Emekli Tuğgeneral'in tarihini doğru hatırlayamadığı ama yaşadığı dehşeti o anki gibi hatırladığı bu olaylar Türkiye işçi sınıfı tarihindeki en önemli kitlesel eylemlerin yaşandığı iki gün olan 15-16 Haziran 1970 Büyük İşçi Direnişi'dir.
İçişleri Bakanı Güler de, yeni protokolün ismi yok mu? sorusuna aynen şöyle yanıt veriyor:
"(İl İdaresi Kanunu'nun 11. maddesinde belirtilen esaslar) demek lazım. Genelkurmay Başkanlığı ile İçişleri Bakanlığı arasında yapılan bir protokol denebilir buna. Kuvveti kim çağıracak, nereden çağıracak, gelen kuvvetin yetkisi ne olacak, süresi ne olacak, kim koordine edecek? Bunlarla ilgili bilgiler tabii ki protokolde olacak."
Anlaşılan son gelişmeler birilerine tarihsel korkularını hatırlamıştır.

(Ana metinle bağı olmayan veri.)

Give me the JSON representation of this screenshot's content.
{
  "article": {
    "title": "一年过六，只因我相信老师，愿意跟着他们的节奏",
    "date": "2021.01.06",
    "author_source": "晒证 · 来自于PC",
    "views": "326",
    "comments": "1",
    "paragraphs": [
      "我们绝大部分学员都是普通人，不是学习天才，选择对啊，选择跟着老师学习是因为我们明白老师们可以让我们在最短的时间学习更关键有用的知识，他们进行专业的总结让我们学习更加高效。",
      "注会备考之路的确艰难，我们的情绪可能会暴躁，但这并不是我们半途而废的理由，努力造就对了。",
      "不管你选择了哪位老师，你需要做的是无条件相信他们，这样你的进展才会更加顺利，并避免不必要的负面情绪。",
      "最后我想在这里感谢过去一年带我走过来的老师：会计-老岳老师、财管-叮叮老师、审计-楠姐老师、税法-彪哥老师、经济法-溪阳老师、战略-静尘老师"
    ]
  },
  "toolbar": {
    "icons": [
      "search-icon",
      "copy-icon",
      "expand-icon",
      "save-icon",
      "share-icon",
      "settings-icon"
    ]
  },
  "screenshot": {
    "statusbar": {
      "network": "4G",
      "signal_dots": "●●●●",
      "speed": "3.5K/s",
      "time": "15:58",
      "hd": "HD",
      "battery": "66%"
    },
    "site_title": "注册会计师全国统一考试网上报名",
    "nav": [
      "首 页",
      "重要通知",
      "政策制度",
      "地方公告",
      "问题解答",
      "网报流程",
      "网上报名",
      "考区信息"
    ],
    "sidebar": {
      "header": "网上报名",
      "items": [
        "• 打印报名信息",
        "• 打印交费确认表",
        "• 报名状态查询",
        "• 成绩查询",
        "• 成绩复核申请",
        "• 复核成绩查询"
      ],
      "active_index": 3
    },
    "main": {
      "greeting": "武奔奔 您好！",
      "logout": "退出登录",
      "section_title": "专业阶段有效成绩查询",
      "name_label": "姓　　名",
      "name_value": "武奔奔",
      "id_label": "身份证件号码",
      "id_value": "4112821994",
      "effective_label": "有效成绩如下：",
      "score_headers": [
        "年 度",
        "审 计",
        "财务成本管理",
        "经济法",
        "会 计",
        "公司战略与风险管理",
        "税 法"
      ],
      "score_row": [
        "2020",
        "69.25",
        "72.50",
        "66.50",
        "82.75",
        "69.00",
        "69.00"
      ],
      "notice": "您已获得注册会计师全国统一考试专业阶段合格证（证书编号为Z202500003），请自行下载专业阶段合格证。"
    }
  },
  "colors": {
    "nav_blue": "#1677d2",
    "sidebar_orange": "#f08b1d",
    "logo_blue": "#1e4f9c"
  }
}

Balyoz darbe planları, 12 Eylül'ün Bayrak planları, il il, ilçe ilçe yapılan EMASYA planları, hepsi de esas olarak 15-16 Haziranlar gibi, egemen sınıfları, onun emrindeki silahlı-silahsız büroksayi dehşete düşüren tarihsel önemdeki kitlesel eylemleri hangi sınıf gerçekleştirmişse ve bundan sonra da o potansiyele hangi sınıf sahipse ona ve sermayenin diktatörlüğüne karşı verilen mücadelede onun safını tutanlara karşıdır. Bir bütün olarak ezilen ve sömürülen emekçi yığınların en ufak kitlesel çıkışlarına karşıdır. Kitleler ne zaman bağımsızca hareket etmeye kalksa egemen çevrelerin "demokrat" maskeleri tereddütsüzce aralanmış, gerçek çehreleri ortaya çıkmıştır. Sermaye devleti durdukça bu tür planlar isimleri değişse de her zaman hazırlanmaya el altında bulundurulmaya devam edecektir.